CADDIS Volume 4: Data Analysis
Predicting Environmental Conditions from Biological Observations (PECBO) Appendix
- Using Existing Taxon-Environment
- Estimating Taxon-Environment
- Computing Inferences
- R Scripts
Topics in Estimating Taxon-Environment Relationships
Assessing Model Fit
Several tools are available for assessing how closely the modeled taxon-environment relationship matches observations. Significance tests can be used to test whether the addition of a term in the model reduces the residual variance in the model by a statistically significant amount. The area under the receiver operator characteristic curve provides insight into the predictive power of the model. Also, prior to running these tests, it is useful to consider how likely your model is overfit.
Statistical tests for whether the coefficients of the parametric regressions are significant are automatically listed in R by the summary command.

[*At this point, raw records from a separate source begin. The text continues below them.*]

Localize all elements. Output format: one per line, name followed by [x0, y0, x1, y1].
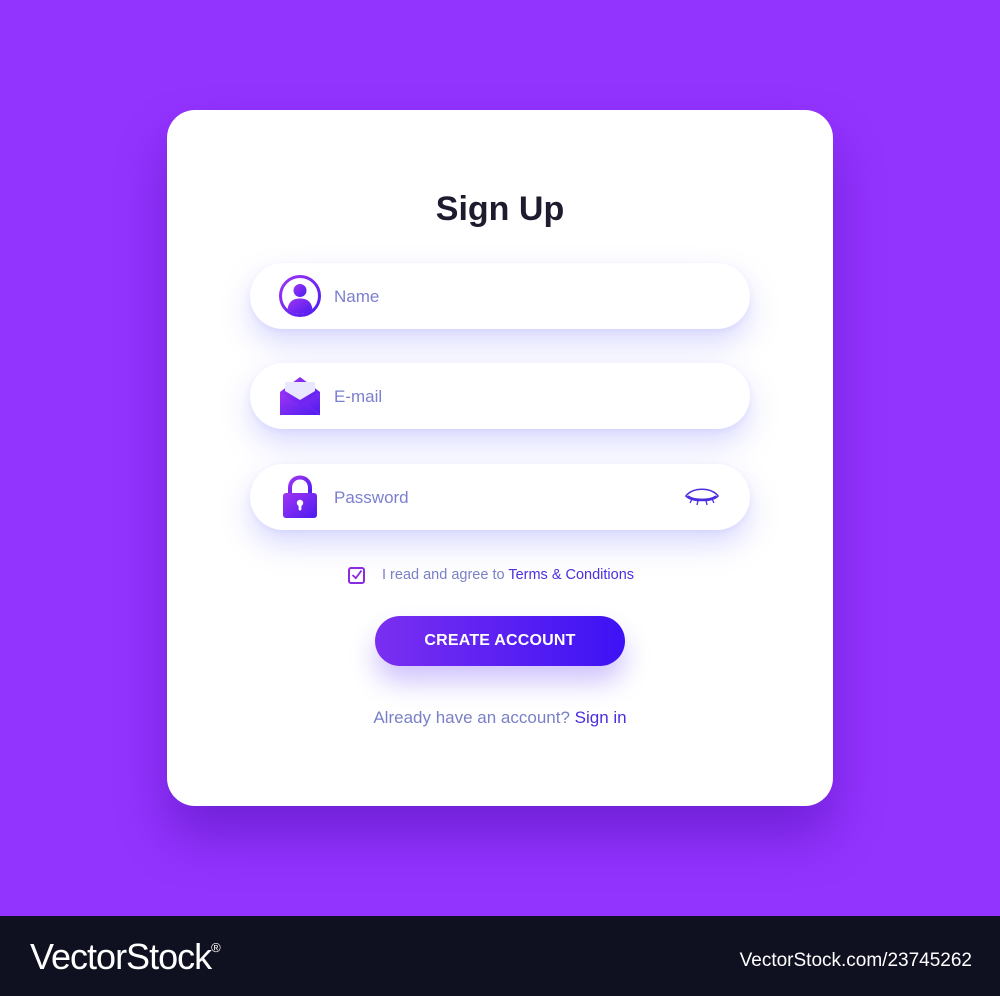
terms-text: I read and agree to Terms & Conditions [382, 567, 634, 583]
envelope-icon [278, 374, 322, 418]
brand-logo: VectorStock® [30, 936, 221, 978]
name-field[interactable] [250, 263, 750, 329]
email-input[interactable] [332, 379, 656, 415]
user-icon [278, 274, 322, 318]
brand-mark: ® [211, 940, 221, 955]
name-input[interactable] [332, 279, 656, 315]
lock-icon [278, 475, 322, 519]
signin-row: Already have an account? Sign in [167, 708, 833, 728]
check-icon [351, 569, 363, 580]
email-field[interactable] [250, 363, 750, 429]
brand-name: VectorStock [30, 936, 212, 977]
password-input[interactable] [332, 480, 656, 516]
terms-agreement: I read and agree to Terms & Conditions [348, 564, 634, 586]
create-account-button[interactable]: CREATE ACCOUNT [375, 616, 625, 666]
terms-link[interactable]: Terms & Conditions [508, 567, 634, 583]
signup-card: Sign Up Name E-mail I read and agree to … [167, 110, 833, 806]
password-field[interactable] [250, 464, 750, 530]
terms-checkbox[interactable] [348, 566, 365, 584]
page-title: Sign Up [435, 190, 565, 228]
watermark-footer: VectorStock® VectorStock.com/23745262 [0, 916, 1000, 996]
signin-link[interactable]: Sign in [575, 708, 627, 727]
eye-closed-icon[interactable] [682, 482, 722, 512]
stock-id: VectorStock.com/23745262 [739, 950, 972, 971]
signin-prompt: Already have an account? [373, 708, 575, 727]
terms-label: I read and agree to [382, 567, 509, 583]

These tests are the commonly used z-tests, but can be unreliable in certain cases. A more reliable approach for testing the significance of different terms in the regression is to apply chi-square tests. These tests compare the existing model with a set of simpler, nested models. These tests also can be used to test the significance of different non-parametric models.

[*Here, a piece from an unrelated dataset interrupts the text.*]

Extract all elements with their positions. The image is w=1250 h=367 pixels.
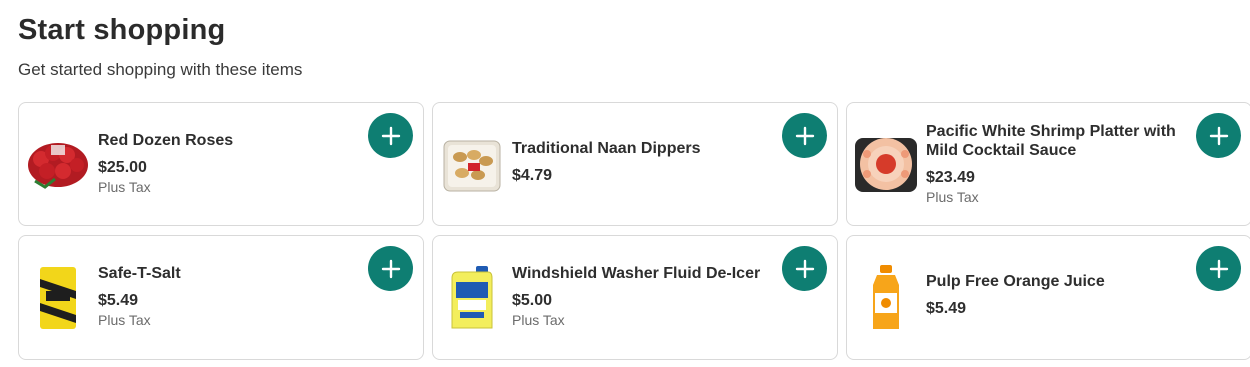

Statistical scripts for performing significance tests are available under the R scripts tab of this section.
Receiver operator characteristic (ROC) curves
Another useful way to quantify the performance of a model is to examine the relationship between the true positive rate and the false positive rate (Manel et al. 2001). The true positive rate is the proportion of those sites where the taxon was observed and that the model predicted the taxon as being present. The false positive rate is the proportion of those sites where the taxon was absent but that the model predicted the taxon as being present.
At a set of test sites, given the values of the environmental gradient and given a model for the taxon-environment relationship, one first computes the predicted probability of occurrence for that taxon. To compare predicted probabilities with actual observations of presence and absence, one then specifies a threshold probability above which the taxon is predicted to be present and below which the taxon is predicted to be absent.

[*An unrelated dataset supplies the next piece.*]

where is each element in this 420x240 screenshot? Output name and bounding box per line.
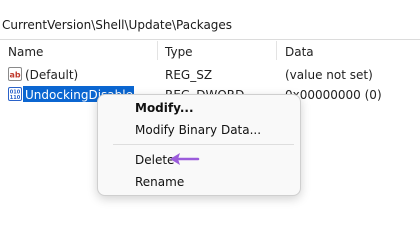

Table 1 shows an example of comparing predicted probabilities with actual observations of presence and absence, with the threshold probability set at 0.5. The true positive rate in this case is 71/(49+71), or 0.59, and the false positive rate is 54/(195+54), or 0.22.
|Predicted absent||Predicted present|
As the threshold value of p increases, both false and true positive rates decrease. The trade-off can be quantified by computing false and true positive rates over a range of threshold values and plotting them against one another (Figure 9). The resulting curve is known as the receiver operating characteristic (ROC) curve, and the area under this curve provides a measure of the classification strength of the model (Manel et al. 2001). The 1:1 line indicates the position of the ROC curve for a model in which the false positive rate is the same as the true positive rate, regardless of threshold value. Such a model has no classification power, and therefore this area (0.5) is the lowest possible ROC value. The area under the ROC curve approaches 1 as classification strength increases. The minimum ROC value for an "acceptable" model varies with different studies.
Statistical scripts for computing area under ROC curves are available under the R scripts tab of this section.
To avoid overfitting regression models, it is generally recommended that at least 10 to 15 observations of the response variable being modeled occur in the data set for each degree of freedom in the explanatory variables (Harrell 2001). For presence/absence data, this requirement translates into at least 10 to 15 samples with the taxon present and 10 to 15 samples with the taxon absent, per degree of freedom of the model. The single variable quadratic models described in parametric regressions have 3 degrees of freedom for each taxon. Thus, one would need 30 to 45 samples with the taxon present and 30 to 45 samples with the taxon absent. The total number of samples required depends on the overall occurrence frequency of each taxon.
Species-abundance relationships suggest that many taxa are observed infrequently and only a few are relatively common (Figure 10). Thus, the number of taxa for which regression models can be developed may be limited.